Sejak reformasi, otonomi daerah mengalami kemajuan administratif tetapi stagnan secara politik. Selama dua dekade terakhir, kekuasaan lokal justru banyak dikendalikan oleh elit partai nasional yang cenderung sentralistis. Rakyat daerah hanya menjadi objek pemilihan, sementara rekrutmen calon, distribusi logistik politik, dan keputusan strategis tetap berpusat di Jakarta.
Putusan MK yang memisahkan pemilu membuka kemungkinan jeda antara akhir masa jabatan kepala daerah dan Pilkada berikutnya. Jika tidak ada kebijakan khusus, akan terjadi gelombang besar pengangkatan penjabat (Pj) kepala daerah.
Situasi ini sangat rawan karena Pj adalah jabatan politik non-elektoral yang sangat bergantung pada restu pusat, rentan menjadi alat transaksi kekuasaan. Di tengah kondisi ini, menghadirkan partai politik lokal menjadi kebutuhan demokratis dan konstitusional.
Mengapa Perlu Partai Lokal?
Pertama, konteks lokal tidak bisa direduksi oleh logika partai nasional. Masalah agraria di Kalimantan, perikanan di Maluku, atau transmigrasi di Papua, berbeda akar dan dampaknya dengan isu-isu politik di Jawa. Partai lokal memungkinkan warga setempat memiliki kendaraan politik yang relevan dengan kebutuhan mereka sendiri.
Kedua, penguatan kaderisasi politik dari bawah. Saat ini, tokoh-tokoh daerah yang potensial justru tersingkir karena tidak punya akses ke elit pusat. Partai lokal bisa menjadi tempat tumbuhnya kepemimpinan alternatif yang organik, bukan hasil “parasut politik.”
Ketiga, pengurangan dominasi oligarki. Partai lokal, dengan basis sosial yang lebih kecil dan dekat, berpotensi lebih akuntabel dan transparan. Tidak seperti partai nasional yang kerap dikuasai cukong dan elit dinasti, partai lokal lebih mudah dikontrol publik setempat.

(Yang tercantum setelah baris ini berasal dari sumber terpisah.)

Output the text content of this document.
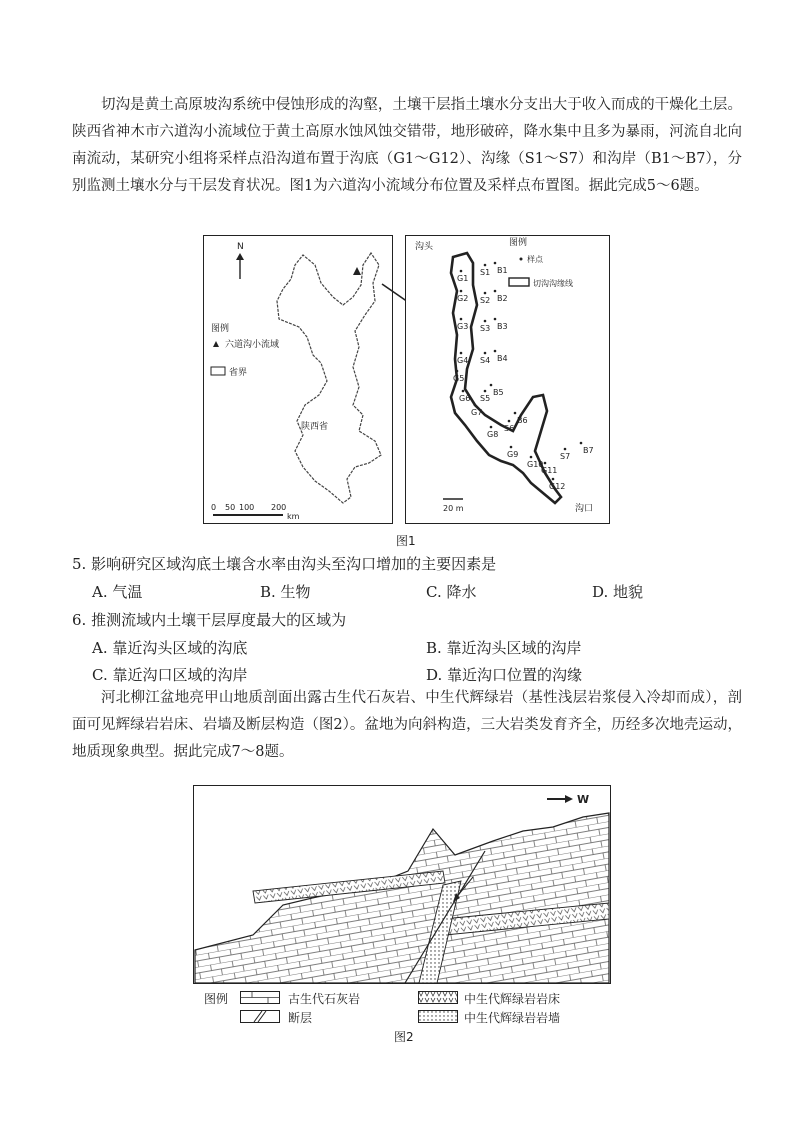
切沟是黄土高原坡沟系统中侵蚀形成的沟壑，土壤干层指土壤水分支出大于收入而成的干燥化土层。陕西省神木市六道沟小流域位于黄土高原水蚀风蚀交错带，地形破碎，降水集中且多为暴雨，河流自北向南流动，某研究小组将采样点沿沟道布置于沟底（G1～G12）、沟缘（S1～S7）和沟岸（B1～B7），分别监测土壤水分与干层发育状况。图1为六道沟小流域分布位置及采样点布置图。据此完成5～6题。

N
图例
六道沟小流域
省界
陕西省
0 50 100 200
km
沟头	图例
样点
切沟沟缘线
G1
G2
G3
G4
G5
G6
G7
G8
G9
G10
G11
G12
S1
S2
S3
S4
S5
S6
S7
B1
B2
B3
B4
B5
B6
B7
沟口
20 m
图1
5. 影响研究区域沟底土壤含水率由沟头至沟口增加的主要因素是
A. 气温	B. 生物	C. 降水	D. 地貌
6. 推测流域内土壤干层厚度最大的区域为
A. 靠近沟头区域的沟底	B. 靠近沟头区域的沟岸
C. 靠近沟口区域的沟岸	D. 靠近沟口位置的沟缘

河北柳江盆地亮甲山地质剖面出露古生代石灰岩、中生代辉绿岩（基性浅层岩浆侵入冷却而成），剖面可见辉绿岩岩床、岩墙及断层构造（图2）。盆地为向斜构造，三大岩类发育齐全，历经多次地壳运动，地质现象典型。据此完成7～8题。

W
图例	古生代石灰岩
断层
中生代辉绿岩岩床
中生代辉绿岩岩墙
图2
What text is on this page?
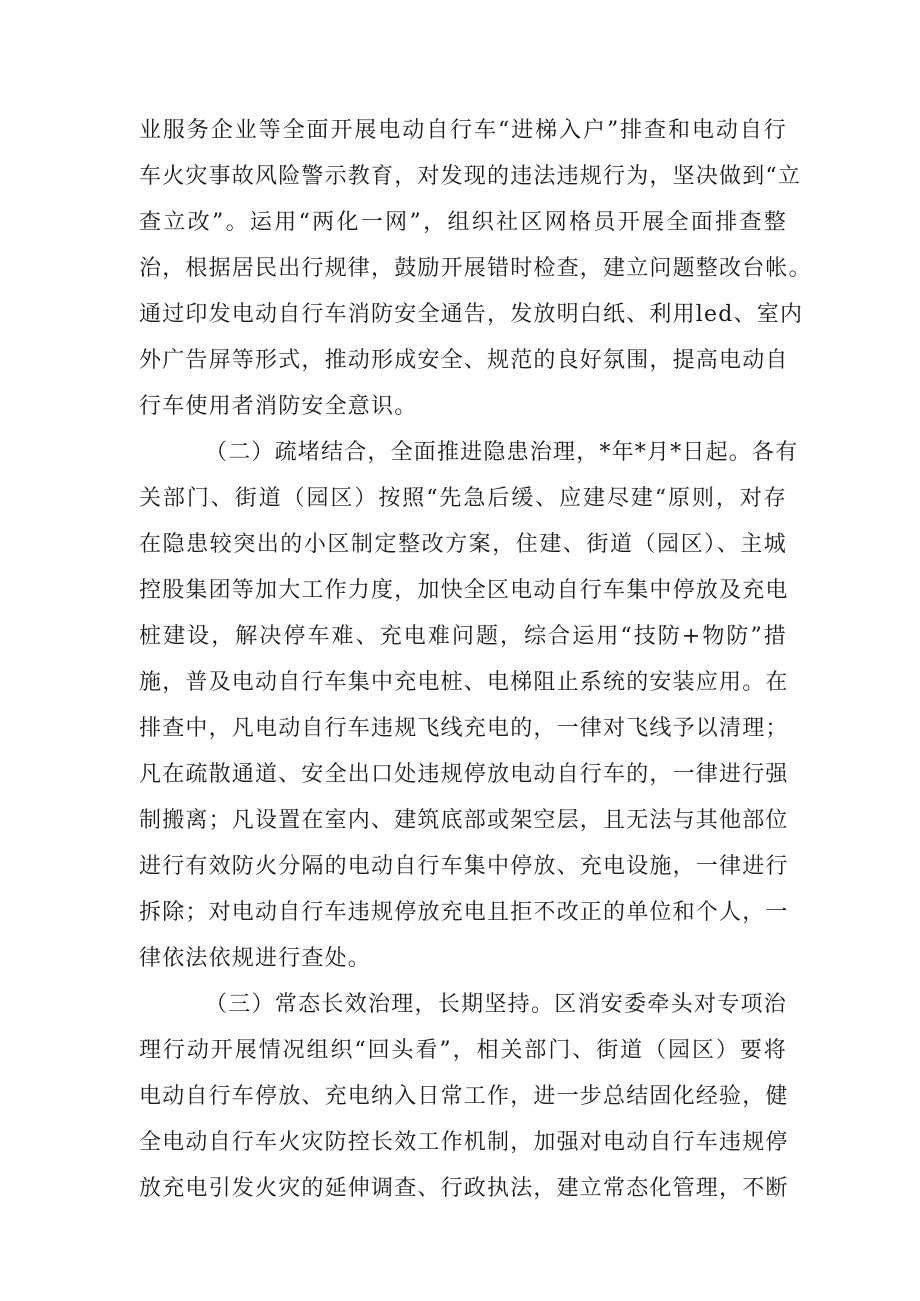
业服务企业等全面开展电动自行车“进梯入户”排查和电动自行
车火灾事故风险警示教育，对发现的违法违规行为，坚决做到“立
查立改”。运用“两化一网”，组织社区网格员开展全面排查整
治，根据居民出行规律，鼓励开展错时检查，建立问题整改台帐。
通过印发电动自行车消防安全通告，发放明白纸、利用led、室内
外广告屏等形式，推动形成安全、规范的良好氛围，提高电动自
行车使用者消防安全意识。
（二）疏堵结合，全面推进隐患治理，*年*月*日起。各有
关部门、街道（园区）按照“先急后缓、应建尽建“原则，对存
在隐患较突出的小区制定整改方案，住建、街道（园区）、主城
控股集团等加大工作力度，加快全区电动自行车集中停放及充电
桩建设，解决停车难、充电难问题，综合运用“技防+物防”措
施，普及电动自行车集中充电桩、电梯阻止系统的安装应用。在
排查中，凡电动自行车违规飞线充电的，一律对飞线予以清理；
凡在疏散通道、安全出口处违规停放电动自行车的，一律进行强
制搬离；凡设置在室内、建筑底部或架空层，且无法与其他部位
进行有效防火分隔的电动自行车集中停放、充电设施，一律进行
拆除；对电动自行车违规停放充电且拒不改正的单位和个人，一
律依法依规进行查处。
（三）常态长效治理，长期坚持。区消安委牵头对专项治
理行动开展情况组织“回头看”，相关部门、街道（园区）要将
电动自行车停放、充电纳入日常工作，进一步总结固化经验，健
全电动自行车火灾防控长效工作机制，加强对电动自行车违规停
放充电引发火灾的延伸调查、行政执法，建立常态化管理，不断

Keempat, Aceh telah membuktikan bahwa partai lokal bukan ancaman bagi NKRI. Justru sebaliknya: ia menjadi instrumen perdamaian dan demokratisasi. Apa yang berlaku di Aceh, bisa diperluas ke daerah lain dengan penyesuaian konstitusional yang bijak.
Jalan Konstitusional
Pembukaan ruang bagi partai lokal di seluruh Indonesia dapat dilakukan dengan dua jalur. Pertama, revisi Undang-Undang Partai Politik dan UU Pemilu yang selama ini mengunci legalitas partai hanya untuk skala nasional. Ini membutuhkan keberanian politik di DPR dan pemerintah.
Kedua, melalui uji materi ke Mahkamah Konstitusi, untuk menegaskan bahwa hak warga negara dalam berorganisasi secara politik di tingkat lokal adalah bagian dari kebebasan berserikat dan hak politik sebagaimana dijamin UUD 1945.
Langkah ini tidak akan mudah. Tapi jika kita ingin menyelamatkan demokrasi dari stagnasi dan kooptasi oligarki, inilah saatnya melangkah lebih jauh. Kita tidak bisa hanya mengutuk sentralisasi kekuasaan tanpa membuka jalur politik baru dari bawah.
Momentum Reformasi Jilid Dua
Kita sudah memiliki pengalaman panjang dengan partai nasional. Sebagian telah menguatkan demokrasi, tetapi tak sedikit yang justru menjadi saluran korupsi, kartelisasi, dan nepotisme. Kini, lewat pemisahan Pemilu dan Pilkada, publik mendapat ruang baru untuk mendesak desentralisasi politik yang sejati.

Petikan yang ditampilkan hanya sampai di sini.